El día más feliz de Tabang ocurrió hace justo 10 años. Su aldea estalló en una celebración de júbilo al dar la medianoche. Era el 9 de julio de 2011; Sudán del Sur acababa de obtener su independencia, y la mujer bailó sin parar. Las celebraciones duraron hasta el amanecer. La bandera representaba un comienzo nuevo para un pueblo que había resistido más de cuatro décadas de guerras, una oportunidad para enterrar su dolor. Sin embargo, desde los asentamientos para refugiados del norte de Uganda, la refugiada recordó ese momento mirando al suelo y una sonrisa triste: la esperanza de esos días enseguida se convirtió en frustración.

Mientras proclamaban su independencia, los sursudaneses tenían muchos motivos para estar felices: su subsuelo escondía la tercera reserva de petróleo más importante de África, con al menos 3.500 millones de barriles. Después de luchar contra el Gobierno de Sudán casi sin descanso desde 1955, al que acusaron de marginarles deliberadamente, los pueblos del sur se habían ganado a pulso el derecho a poder beneficiarse de esos recursos naturales.

Joyce Tabang y uno de sus hijos en la sala de espera de un hospital de Unicef.
Joyce Tabang y uno de sus hijos en la sala de espera de un hospital de Unicef.Pablo Moraga

Pero, sin mecanismos para acotar el poder de las élites políticas, la riqueza del subsuelo era una manzana envenenada. En 2013, las batallas de los combatientes armados del presidente Salva Kiir contra los del vicepresidente Riek Machar hicieron añicos las ilusiones de millones de personas: ambos líderes sabían que controlar el poder también significaba tener acceso ilimitado al dinero del petróleo. Esa rivalidad enseguida hundió al resto del país en una guerra sucia que, aunque se detuvo durante varios meses desde mediados de 2015 hasta 2016, continúa hasta el momento.

Tabang tenía la sensación de que la historia se repetía continuamente. No era la primera vez que tuvo que huir, pues ya vivió una experiencia parecida cuando era una adolescente. En los años noventa, de la mano de sus padres, escapó de un caos de masacres como el que ahora se repite en su pueblo natal. “Yo crecí en un campamento de refugiados del norte de Uganda. Recuerdo que fue muy duro. Y ahora mis hijos están sufriendo la misma situación”.

Los campamentos de los que habla se han transformado en ciudades provisionales repletas de personas con el alma en Sudán del Sur que esperan regresar a sus hogares, reanudar sus vidas interrumpidas por la violencia.
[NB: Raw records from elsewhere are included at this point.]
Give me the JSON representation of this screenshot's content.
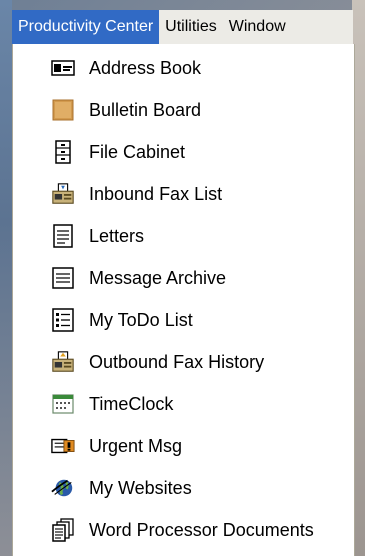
{
  "menubar": {
    "items": [
      {
        "label": "Productivity Center",
        "active": true
      },
      {
        "label": "Utilities",
        "active": false
      },
      {
        "label": "Window",
        "active": false
      }
    ]
  },
  "dropdown": {
    "items": [
      {
        "label": "Address Book",
        "icon": "address-book-icon"
      },
      {
        "label": "Bulletin Board",
        "icon": "bulletin-board-icon"
      },
      {
        "label": "File Cabinet",
        "icon": "file-cabinet-icon"
      },
      {
        "label": "Inbound Fax List",
        "icon": "inbound-fax-icon"
      },
      {
        "label": "Letters",
        "icon": "letters-icon"
      },
      {
        "label": "Message Archive",
        "icon": "message-archive-icon"
      },
      {
        "label": "My ToDo List",
        "icon": "todo-list-icon"
      },
      {
        "label": "Outbound Fax History",
        "icon": "outbound-fax-icon"
      },
      {
        "label": "TimeClock",
        "icon": "timeclock-icon"
      },
      {
        "label": "Urgent Msg",
        "icon": "urgent-msg-icon"
      },
      {
        "label": "My Websites",
        "icon": "globe-icon"
      },
      {
        "label": "Word Processor Documents",
        "icon": "word-processor-icon"
      }
    ]
  },
  "colors": {
    "menu_highlight": "#316ac5",
    "menu_bg": "#ecebe6",
    "dropdown_bg": "#ffffff"
  }
}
Según el Alto Comisionado de las Naciones Unidas para los Refugiados (Acnur), más de 971.400 refugiados de esta nacionalidad permanecen del norte de Uganda.
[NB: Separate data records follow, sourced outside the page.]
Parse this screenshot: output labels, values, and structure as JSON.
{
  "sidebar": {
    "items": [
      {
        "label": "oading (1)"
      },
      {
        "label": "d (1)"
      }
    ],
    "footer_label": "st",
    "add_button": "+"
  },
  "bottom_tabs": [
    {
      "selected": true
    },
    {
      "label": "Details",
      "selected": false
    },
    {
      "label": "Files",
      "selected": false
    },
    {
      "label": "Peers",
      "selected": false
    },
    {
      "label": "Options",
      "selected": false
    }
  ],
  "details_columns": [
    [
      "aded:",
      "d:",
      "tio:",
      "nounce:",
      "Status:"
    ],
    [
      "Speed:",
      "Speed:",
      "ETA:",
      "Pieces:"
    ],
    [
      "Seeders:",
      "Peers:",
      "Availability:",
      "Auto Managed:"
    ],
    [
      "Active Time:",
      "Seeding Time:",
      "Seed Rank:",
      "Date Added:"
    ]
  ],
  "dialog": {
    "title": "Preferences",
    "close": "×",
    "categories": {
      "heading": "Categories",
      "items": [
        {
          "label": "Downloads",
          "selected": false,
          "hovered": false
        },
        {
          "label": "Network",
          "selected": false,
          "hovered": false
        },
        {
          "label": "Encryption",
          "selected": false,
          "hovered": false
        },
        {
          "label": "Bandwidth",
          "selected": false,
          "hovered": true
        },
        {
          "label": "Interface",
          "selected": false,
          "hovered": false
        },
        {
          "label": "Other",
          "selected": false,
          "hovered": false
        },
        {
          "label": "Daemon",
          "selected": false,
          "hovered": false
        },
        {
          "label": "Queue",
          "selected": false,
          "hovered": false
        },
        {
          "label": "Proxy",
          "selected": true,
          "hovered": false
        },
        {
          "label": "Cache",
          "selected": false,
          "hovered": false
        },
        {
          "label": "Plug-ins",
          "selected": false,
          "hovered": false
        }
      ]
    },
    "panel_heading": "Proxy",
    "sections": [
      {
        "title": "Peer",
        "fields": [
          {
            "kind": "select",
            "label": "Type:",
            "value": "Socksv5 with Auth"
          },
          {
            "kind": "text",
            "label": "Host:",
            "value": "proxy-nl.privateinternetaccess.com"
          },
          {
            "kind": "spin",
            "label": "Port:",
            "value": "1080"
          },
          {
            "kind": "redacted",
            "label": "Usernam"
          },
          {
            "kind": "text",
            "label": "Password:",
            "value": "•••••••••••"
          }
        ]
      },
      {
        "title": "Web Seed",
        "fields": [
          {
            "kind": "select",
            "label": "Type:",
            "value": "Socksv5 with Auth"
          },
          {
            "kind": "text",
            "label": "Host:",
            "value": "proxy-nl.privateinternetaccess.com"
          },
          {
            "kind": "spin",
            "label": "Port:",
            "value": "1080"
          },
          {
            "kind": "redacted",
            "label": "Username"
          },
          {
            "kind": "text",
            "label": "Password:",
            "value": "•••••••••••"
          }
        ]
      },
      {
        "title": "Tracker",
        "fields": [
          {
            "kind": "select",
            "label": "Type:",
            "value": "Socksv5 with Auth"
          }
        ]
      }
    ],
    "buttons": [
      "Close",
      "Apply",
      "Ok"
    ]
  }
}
En el asentamiento de Bidi Bidi, Rostabo se reúne a menudo con sus amigas para escuchar en una radio las noticias de Sudán del Sur y comentarlas. Esta campesina de 42 años echa de menos su hogar: una casa humilde rodeada de árboles, huertos verdes y terrenos fértiles. Sin embargo, esa nostalgia no le impide ser realista:

“Sudán del Sur todavía es un país peligroso, y no quiero que mis hijos sufran allí”, decide Rostabo con una mueca de indignación. “Es imposible comprender esa guerra”.